One of the confusions created by the marketing of graphics card manufacturers is when it comes to talking about the number of cores that a GPU has, we anticipate that they lie to exaggerate the numbers. But what do we understand by core in a GPU, can we compare them with those of a CPU and what differences are there?

When you go to buy the latest model graphics card, the first thing you see is that they tell you about huge amounts of cores or processors, but what happens if we tell you that it is a wrong nomenclature?

Core of a GPU: How It Works

The trap that manufacturers make is to call simple ALUs or execution units under the name of cores, for example NVIDIA calls its ALUs CUDA cores that operate in 32-bit floating point, but if we are strict we cannot call them cores or processors anymore. They do not meet the basic requirements to be considered in such a way.

So what is a core or processor in a GPU?

Ciclo Instrucción Unidad Control

A core or processor is any integrated circuit or part of it that together can execute a complete instruction cycle, this is the capture of instructions from a memory, the decoding and the execution of them.

An ALU is only an execution unit so it needs a control unit to be a complete core. And what do we consider a complete core? Well, what NVIDIA calls SM, Intel calls Sub-Slice and AMD Compute Unit.

The reason for this is that it is in these units where the entire instruction cycle takes place, and not in the ALUs or execution units, which are only in charge of a part of the instruction cycle.

GPUs do not “run” programs

NVIDIA GPU

Keep in mind that GPUs do not execute programs as we know them, these being a sequence of instructions. The exception is shader programs that run on what are actually the GPU cores.

What shader programs do is manipulate data sets or graphical primitives in the different stages. But at the hardware functionality level, these are presented in the form of kernels.

Kernels, not to be confused with those of operating systems, are self-contained data + instruction sets, which are also called threads in the context of a GPU.

How is a GPU core different from a CPU core?

CPU GPU

The main difference is that CPUs are primarily designed for instruction-level parallelism , while GPUs are specialized for thread-level parallelism.

The instruction level parallelism is intended to reduce the instruction time of a program by executing several instructions of the same simultaneously. The kernels based on thread level parallelism take several programs at the same time and execute them in parallel ,

Contemporary CPUs combine ILP and TLP in their architectures, while GPUs remain purely TLP without any ILP in order to simplify the control unit and be able to place as many cores as possible.

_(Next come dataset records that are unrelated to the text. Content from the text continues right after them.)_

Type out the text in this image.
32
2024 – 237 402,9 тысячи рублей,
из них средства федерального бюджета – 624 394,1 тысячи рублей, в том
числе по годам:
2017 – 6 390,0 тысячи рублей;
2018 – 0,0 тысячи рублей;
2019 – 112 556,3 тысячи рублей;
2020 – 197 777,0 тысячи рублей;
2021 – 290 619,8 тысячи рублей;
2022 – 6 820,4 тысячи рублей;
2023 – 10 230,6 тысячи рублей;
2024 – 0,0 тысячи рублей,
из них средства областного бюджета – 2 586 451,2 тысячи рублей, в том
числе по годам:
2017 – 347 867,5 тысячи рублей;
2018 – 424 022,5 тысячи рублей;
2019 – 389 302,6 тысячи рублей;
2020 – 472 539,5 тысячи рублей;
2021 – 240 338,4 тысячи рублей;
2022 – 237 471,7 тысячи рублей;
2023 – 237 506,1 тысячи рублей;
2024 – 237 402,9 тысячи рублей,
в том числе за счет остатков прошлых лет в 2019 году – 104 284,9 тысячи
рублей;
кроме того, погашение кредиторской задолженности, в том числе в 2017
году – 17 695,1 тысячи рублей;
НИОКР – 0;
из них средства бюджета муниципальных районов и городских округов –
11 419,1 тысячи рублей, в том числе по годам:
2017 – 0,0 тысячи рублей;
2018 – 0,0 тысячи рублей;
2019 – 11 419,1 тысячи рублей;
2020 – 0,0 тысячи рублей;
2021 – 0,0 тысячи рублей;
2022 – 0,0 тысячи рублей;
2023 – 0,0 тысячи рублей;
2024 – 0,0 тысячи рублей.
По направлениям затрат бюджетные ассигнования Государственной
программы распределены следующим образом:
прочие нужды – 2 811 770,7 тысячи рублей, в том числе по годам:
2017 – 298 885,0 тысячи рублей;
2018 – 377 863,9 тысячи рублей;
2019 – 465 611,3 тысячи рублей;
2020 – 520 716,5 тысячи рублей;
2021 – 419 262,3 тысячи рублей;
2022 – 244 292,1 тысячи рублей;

Running on a GPU versus running on a CPU

Chip por dentro

Most of the time, when a thread reaches the GPU core ALUs it contains the instruction and the data directly, but there are times when the data has to be searched in the caches and in memory, to avoid delays in the executing the GPU kernel scheduler what it does is what is called a Round-Robin and passes that thread to run afterwards.

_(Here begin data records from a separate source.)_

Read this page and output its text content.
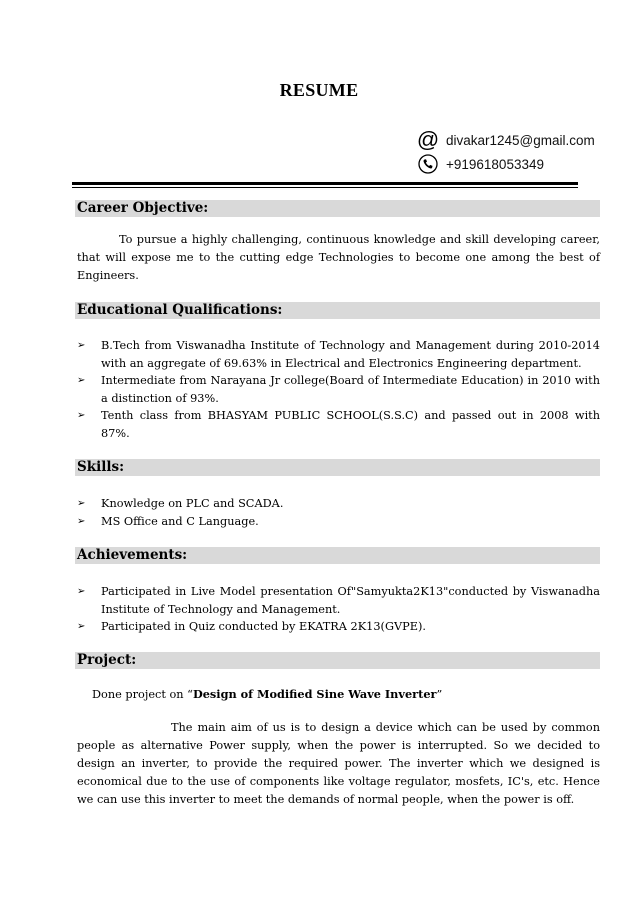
RESUME
@ divakar1245@gmail.com
+919618053349
Career Objective:
To pursue a highly challenging, continuous knowledge and skill developing career, that will expose me to the cutting edge Technologies to become one among the best of Engineers.
Educational Qualifications:
➢ B.Tech from Viswanadha Institute of Technology and Management during 2010-2014 with an aggregate of 69.63% in Electrical and Electronics Engineering department.
➢ Intermediate from Narayana Jr college(Board of Intermediate Education) in 2010 with a distinction of 93%.
➢ Tenth class from BHASYAM PUBLIC SCHOOL(S.S.C) and passed out in 2008 with 87%.
Skills:
➢ Knowledge on PLC and SCADA.
➢ MS Office and C Language.
Achievements:
➢ Participated in Live Model presentation Of"Samyukta2K13"conducted by Viswanadha Institute of Technology and Management.
➢ Participated in Quiz conducted by EKATRA 2K13(GVPE).
Project:
Done project on “Design of Modified Sine Wave Inverter”
The main aim of us is to design a device which can be used by common people as alternative Power supply, when the power is interrupted. So we decided to design an inverter, to provide the required power. The inverter which we designed is economical due to the use of components like voltage regulator, mosfets, IC's, etc. Hence we can use this inverter to meet the demands of normal people, when the power is off.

In a CPU this cannot be done, the reason for this is that the threads are very complex sets of instructions and with a high dependency between them, while in a GPU there is no problem for this, since the execution threads are extremely small as they are self-contained in “kernels” many times of a single instruction duration.

In reality, what GPUs do is gather a set of kernels in what is called a wave, assigning each wave to an ALU of the GPU, these are executed in cascade and in order. Each kernel has a limit of threads or kernels, which will keep it busy for a while until it needs a new list, in this way avoiding that the huge number of cores is constantly making requests to memory.